Des éloges qui nous semblent immérités

Le Monde de la Bible
1 mars 2015 ... livre passionnant... - Eléonore Fournié
Famille Chrétienne
13 juin 2015 ... offre une somme qui fait entrer dans l'état d'esprit - et l'état d'âme, aussi - du pèlerin médiéval... - Luc Adrian
L'Histoire
1 mars 2015 - Elle nous fait suivre ces différentes étapes à l'aide de très nombreux exemples de pèlerins riches et pauvres, qui parcourent parfois des distances immenses...
Pélerin
5 mars 2015 - Un ouvrage fort documenté qui fait revivre le quotidien et l'imaginaire des pèlerins de Saint-Jacques au Moyen-Âge.
Historia
1 juin 2015 - Cet ouvrage fort érudit étudie les traces laissées par le pèlerinage de Saint-Jacques... - Edouard Brasey

Une somme documentée et érudite mais peu scientifique

Un éditeur berné ou peu scrupuleux
C'est bien la caractéristique de cet ouvrage de 450 pages, paru en  novembre 2014. Il comporte de nombreuses notes et citations. Beaucoup sont en latin  ou en langues étrangères mettant en valeur l'érudition de l'auteur mais de peu d'intérêt pour le lecteur non spécialisé.
Elles augmentent le volume de l’ouvrage, en particulier dans les encadrés,  et contribuent à donner cette impression qu’il est une somme.
L'érudition n'empêche pas beaucoup d'approximations, affirmations sans preuves, suppositions infondées ou généralisations abusives qui peuvent donner l’impression d’un nombre important de pèlerins car il est bien difficile d’en trouver mille.
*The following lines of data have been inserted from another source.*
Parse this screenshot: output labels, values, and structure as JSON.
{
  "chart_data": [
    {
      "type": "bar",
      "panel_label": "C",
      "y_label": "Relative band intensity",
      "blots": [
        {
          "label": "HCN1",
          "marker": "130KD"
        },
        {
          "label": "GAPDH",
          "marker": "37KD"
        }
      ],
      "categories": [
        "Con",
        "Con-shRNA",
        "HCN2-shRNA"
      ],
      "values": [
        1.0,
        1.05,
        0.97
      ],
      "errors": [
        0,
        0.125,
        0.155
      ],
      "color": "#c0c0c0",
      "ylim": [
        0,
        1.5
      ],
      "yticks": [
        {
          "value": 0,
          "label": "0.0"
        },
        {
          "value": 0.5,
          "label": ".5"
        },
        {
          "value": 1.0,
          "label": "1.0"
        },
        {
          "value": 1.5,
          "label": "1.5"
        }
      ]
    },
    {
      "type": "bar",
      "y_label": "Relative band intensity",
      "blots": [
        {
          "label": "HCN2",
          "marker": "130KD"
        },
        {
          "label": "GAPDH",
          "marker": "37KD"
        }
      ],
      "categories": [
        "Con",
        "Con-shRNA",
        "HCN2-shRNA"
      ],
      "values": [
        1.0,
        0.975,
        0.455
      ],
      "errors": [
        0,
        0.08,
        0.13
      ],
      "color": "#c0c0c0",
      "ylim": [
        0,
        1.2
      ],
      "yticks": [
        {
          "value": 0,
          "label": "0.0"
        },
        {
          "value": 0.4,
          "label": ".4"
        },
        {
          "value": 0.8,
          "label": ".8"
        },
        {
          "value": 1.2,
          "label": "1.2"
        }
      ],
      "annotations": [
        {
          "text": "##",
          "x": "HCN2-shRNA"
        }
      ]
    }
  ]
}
Ainsi en est-il du début du paragraphe " Du monde sur le chemin " pages 179 et 180 qui tend à faire croire que tout pèlerin cité par un auteur est pèlerin de Compostelle.
Le ton est donné dès la page 15 … où il est rapporté que « le sépulcre faisait déjà l’objet de la vénération des foules - celeberrima illarum gentium veneratione - … », et écrit qu’il « fut très rapidement considéré comme l’un des trois pèlerinages majeurs de la chrétienté », alors qu'il n'a été défini comme tel qu'au XVe siècle.
L'auteur reprend en outre, sans recul ni critique, tous les écrits espagnols cités et ne distingue pas les pèlerins historiquement attestés des pèlerins littéraires ou légendaires.
 

Le livre qui fera oublier définitivement les millions de pèlerins

Au début des années 2000, il était encore courant d’entendre  parler des « millions de pèlerins médiévaux » se pressant sur  les chemins de Compostelle. Dans son livre Les Routes de Compostelle, paru en 2002 et réédité en 2006, Denise  Péricard-Méa a montré que cette affirmation n'est pas liée à la fréquentation du sanctuaire (pages  92 à 100). De plus en plus de publications ont abandonné  aujourd'hui cette expression « millions de pèlerins ». Mille fois à Compostelle confirme par son titre  la démonstration de 2002. Son objet est de présenter les traces des milliers d’hommes et de femmes qui visitèrent le sanctuaire galicien. Il le fait par une compilation importante - peut-être exhaustive - d'ouvrages antérieurs de chercheurs ou compilateurs étrangers, négligeant les chercheurs français contemporains, y compris René de La Coste-Messelière.

Une ambition éclatée

 L'ambition était de faire vivre le quotidien et l'imaginaire des pèlerins mais une compilation sans âme ne pouvait la satisfaire. Elle peine à décrire le quotidien des pèlerins, éclaté entre les divers sujets analysés.La présentation et le plan choisis étaient peu propices à la découverte de la réalité vécue par les hommes et les femmes qui se sont rendus à Compostelle et à les faire aimer.
Conformément à son titre, l'ouvrage recense des pèlerins. Est-ce pour donner l’impression d’un nombre approchant mille qu’il le fait de façon répétitive ? Le plus étonnant est le sort réservé à William Wey, Ce pèlerin  est cité 21 fois dont 19 mentionnent l’année de son pèlerinage. Pourquoi douter de la capacité de mémorisation des lecteurs au point de le faire sur quatre pages successives : 194, 195, 196 et 197 ?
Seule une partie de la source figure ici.